Across 890 Phase III oncology trial records, endpoint selection is dominated by time-to-event efficacy measures. Progression-free survival and related variants form the largest primary endpoint family, while overall survival is used more selectively as a dominant or co-primary endpoint in high-mortality and high-consequence comparative settings.
PFS-family endpoints are the largest dominant primary endpoint family, appearing in 389/890 trials (43.7%). OS is dominant in 176/890 trials (19.8%), while DFS/EFS/iDFS/RFS/MFS-style event endpoints account for 154/890 trials (17.3%).
Phase III oncology endpoint design is primarily built around survival, progression, and recurrence rather than response alone. Response-based primary endpoints remain a minority and appear mainly where response depth, pathological clearance, or residual disease status is clinically central.
PFS remains the most frequent dominant primary endpoint family across all three authorization years: 276/610 trials in 2024 (45.2%), 81/197 trials in 2025 (41.1%), and 32/83 trials in 2026 (38.6%). OS was dominant in 120/610 trials in 2024, 43/197 in 2025, and 13/83 in 2026.

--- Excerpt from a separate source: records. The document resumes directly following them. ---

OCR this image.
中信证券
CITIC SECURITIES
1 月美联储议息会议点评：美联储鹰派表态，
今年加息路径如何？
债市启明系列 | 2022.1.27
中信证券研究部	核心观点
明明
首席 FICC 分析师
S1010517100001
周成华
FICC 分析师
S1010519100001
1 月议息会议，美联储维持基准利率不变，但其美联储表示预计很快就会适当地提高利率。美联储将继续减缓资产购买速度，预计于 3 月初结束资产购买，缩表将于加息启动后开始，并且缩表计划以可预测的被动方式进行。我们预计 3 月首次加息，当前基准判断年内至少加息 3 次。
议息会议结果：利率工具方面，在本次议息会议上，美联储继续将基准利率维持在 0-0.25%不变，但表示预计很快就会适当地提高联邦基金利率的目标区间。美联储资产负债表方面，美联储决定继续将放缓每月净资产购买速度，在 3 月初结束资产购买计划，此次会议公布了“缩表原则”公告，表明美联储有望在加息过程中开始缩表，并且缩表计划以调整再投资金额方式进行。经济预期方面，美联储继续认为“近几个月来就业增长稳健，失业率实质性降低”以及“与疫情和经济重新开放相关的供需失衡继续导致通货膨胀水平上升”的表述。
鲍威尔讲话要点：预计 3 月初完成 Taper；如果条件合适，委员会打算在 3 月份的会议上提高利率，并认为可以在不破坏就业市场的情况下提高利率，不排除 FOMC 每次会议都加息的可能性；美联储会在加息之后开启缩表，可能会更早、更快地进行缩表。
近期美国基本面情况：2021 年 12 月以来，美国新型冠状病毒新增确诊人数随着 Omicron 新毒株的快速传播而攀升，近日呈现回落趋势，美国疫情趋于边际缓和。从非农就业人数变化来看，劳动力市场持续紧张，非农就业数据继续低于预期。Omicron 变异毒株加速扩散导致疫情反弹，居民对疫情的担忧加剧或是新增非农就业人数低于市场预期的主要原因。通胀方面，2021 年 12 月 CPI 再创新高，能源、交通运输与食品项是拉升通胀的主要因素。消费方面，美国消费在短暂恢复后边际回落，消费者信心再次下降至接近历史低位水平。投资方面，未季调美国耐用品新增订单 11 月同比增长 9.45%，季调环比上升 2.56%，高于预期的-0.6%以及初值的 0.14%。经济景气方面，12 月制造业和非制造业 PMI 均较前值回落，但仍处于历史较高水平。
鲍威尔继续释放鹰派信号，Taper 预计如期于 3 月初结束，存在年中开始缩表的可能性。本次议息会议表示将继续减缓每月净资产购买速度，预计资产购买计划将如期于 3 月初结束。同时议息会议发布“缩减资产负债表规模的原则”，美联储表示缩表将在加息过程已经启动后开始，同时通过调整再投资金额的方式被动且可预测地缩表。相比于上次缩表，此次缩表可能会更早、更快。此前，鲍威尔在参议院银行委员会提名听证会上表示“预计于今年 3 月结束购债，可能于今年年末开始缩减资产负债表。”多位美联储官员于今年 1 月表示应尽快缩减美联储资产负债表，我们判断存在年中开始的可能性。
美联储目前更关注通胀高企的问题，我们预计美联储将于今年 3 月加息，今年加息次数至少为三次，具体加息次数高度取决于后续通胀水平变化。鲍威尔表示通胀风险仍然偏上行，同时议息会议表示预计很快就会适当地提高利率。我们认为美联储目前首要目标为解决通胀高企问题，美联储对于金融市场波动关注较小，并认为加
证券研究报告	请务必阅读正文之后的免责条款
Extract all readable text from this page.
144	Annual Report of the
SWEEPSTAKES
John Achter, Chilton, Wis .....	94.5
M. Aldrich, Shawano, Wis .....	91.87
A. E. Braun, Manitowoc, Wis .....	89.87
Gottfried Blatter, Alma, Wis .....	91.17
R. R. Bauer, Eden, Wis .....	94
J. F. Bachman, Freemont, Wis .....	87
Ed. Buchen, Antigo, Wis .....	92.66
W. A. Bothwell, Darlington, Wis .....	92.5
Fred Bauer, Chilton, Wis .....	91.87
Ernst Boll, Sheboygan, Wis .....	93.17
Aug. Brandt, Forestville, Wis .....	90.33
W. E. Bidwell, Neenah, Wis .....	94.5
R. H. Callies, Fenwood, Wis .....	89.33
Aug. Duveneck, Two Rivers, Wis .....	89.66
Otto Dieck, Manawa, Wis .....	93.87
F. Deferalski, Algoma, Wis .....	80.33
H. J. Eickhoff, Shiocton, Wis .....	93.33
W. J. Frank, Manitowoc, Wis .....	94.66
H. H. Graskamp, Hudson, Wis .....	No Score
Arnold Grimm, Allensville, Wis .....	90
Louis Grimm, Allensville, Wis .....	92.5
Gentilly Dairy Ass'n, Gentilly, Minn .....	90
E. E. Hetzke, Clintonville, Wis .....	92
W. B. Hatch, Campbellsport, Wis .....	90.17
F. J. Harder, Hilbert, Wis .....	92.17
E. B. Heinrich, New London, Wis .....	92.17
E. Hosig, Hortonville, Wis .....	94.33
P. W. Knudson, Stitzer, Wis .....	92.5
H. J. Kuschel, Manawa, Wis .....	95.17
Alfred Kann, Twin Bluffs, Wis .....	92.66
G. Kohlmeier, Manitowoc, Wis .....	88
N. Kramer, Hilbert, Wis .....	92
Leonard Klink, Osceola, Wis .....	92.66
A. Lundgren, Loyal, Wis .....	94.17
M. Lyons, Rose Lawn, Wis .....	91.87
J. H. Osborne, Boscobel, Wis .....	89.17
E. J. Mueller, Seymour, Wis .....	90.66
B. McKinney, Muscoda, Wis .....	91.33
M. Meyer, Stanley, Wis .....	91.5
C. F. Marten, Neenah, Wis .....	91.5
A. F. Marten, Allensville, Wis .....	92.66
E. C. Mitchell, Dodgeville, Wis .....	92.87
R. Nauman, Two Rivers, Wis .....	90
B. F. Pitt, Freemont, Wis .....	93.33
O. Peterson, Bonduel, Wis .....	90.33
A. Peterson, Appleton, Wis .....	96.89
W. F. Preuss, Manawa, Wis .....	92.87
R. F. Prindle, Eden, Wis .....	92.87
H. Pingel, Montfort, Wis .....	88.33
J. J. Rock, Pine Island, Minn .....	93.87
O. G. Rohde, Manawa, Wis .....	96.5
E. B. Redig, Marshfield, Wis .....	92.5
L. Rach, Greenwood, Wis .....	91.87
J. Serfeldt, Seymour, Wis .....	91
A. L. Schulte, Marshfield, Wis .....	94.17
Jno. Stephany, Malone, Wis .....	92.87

| Year | PFS family | OS | DFS/EFS family | Response / other |
|---|---|---|---|---|
| 2024 | 45.2% | 19.7% | 16.9% | 18.2% |
| 2025 | 41.1% | 21.8% | 19.3% | 17.8% |
| 2026 | 38.6% | 15.7% | 15.7% | 30.1% |
The observed year pattern does not show OS replacing PFS as the default Phase III oncology primary endpoint. Instead, the hierarchy remains stable: PFS for earlier efficacy readout, OS for selected high-stakes settings, and DFS/EFS-family endpoints for curative-intent disease.
Endpoint choice tracks clinical setting. Among advanced or metastatic solid tumor records, 314/548 trials (57.3%) used PFS-family endpoints as the dominant primary endpoint. In adjuvant, neoadjuvant, or curative-intent settings, 111/184 trials (60.3%) used DFS/EFS/iDFS/RFS, pCR, or event-based curative endpoints.
Endpoint selection reflects the clinical question being tested: controlling progression in measurable metastatic disease, preventing recurrence in curative-intent trials, demonstrating survival in near-term mortality settings, and capturing depth of response in hematologic or neoadjuvant disease.
The secondary endpoint layer is broader than the primary endpoint layer. OS appears as secondary evidence in 654/890 trials (73.5%), safety or adverse-event endpoints in 617/890 (69.3%), response/depth-of-response endpoints in 566/890 (63.6%), and HRQoL or PRO endpoints in 321/890 (36.1%).
OS remains embedded in most evidentiary packages even when it is not the primary endpoint. Safety, response, imaging review, HRQoL, biomarkers, and PK/PD endpoints provide the supporting context around the primary efficacy claim.
Most trials remain single-primary, but co-primary designs are structurally important: 686/890 trials (77.1%) listed one primary endpoint, 148/890 trials (16.6%) listed two, and 56/890 trials (6.3%) listed three or more.
Co-primary structures appear where one endpoint does not fully capture the trial question: OS plus PFS in advanced disease, EFS plus pCR in neoadjuvant breast cancer, or response plus PFS/MRD in hematologic malignancies.
Endpoint abbreviations were normalized from trial wording. Definitions below reflect the common measurement patterns observed across the analyzed Phase III oncology records, including RECIST 1.1, Lugano, RANO, IMWG, iwCLL, STEEP 2.0, investigator assessment, blinded independent central review, and CTCAE safety grading.
The same abbreviation can represent different operational definitions by disease. PFS in solid tumors is often RECIST-based, PFS in lymphoma is commonly Lugano-based, PFS in glioma may use RANO, and DFS/EFS endpoints in breast cancer frequently follow STEEP-style recurrence or invasive-event definitions.
Endpoint selection in Phase III oncology is not random variation; it maps to clinical context. PFS is the broad default in measurable advanced disease, OS is selectively used when mortality is decisive and follow-up is feasible, DFS/EFS-family endpoints dominate curative-intent settings, and response/MRD endpoints cluster where tumor clearance or response depth carries major clinical meaning.
The observed endpoint architecture suggests that Phase III oncology programs are increasingly multi-layered: the primary endpoint defines the confirmatory claim, while OS, safety, response, imaging review, HRQoL, biomarker, and PK/PD endpoints build the broader evidentiary package around that claim.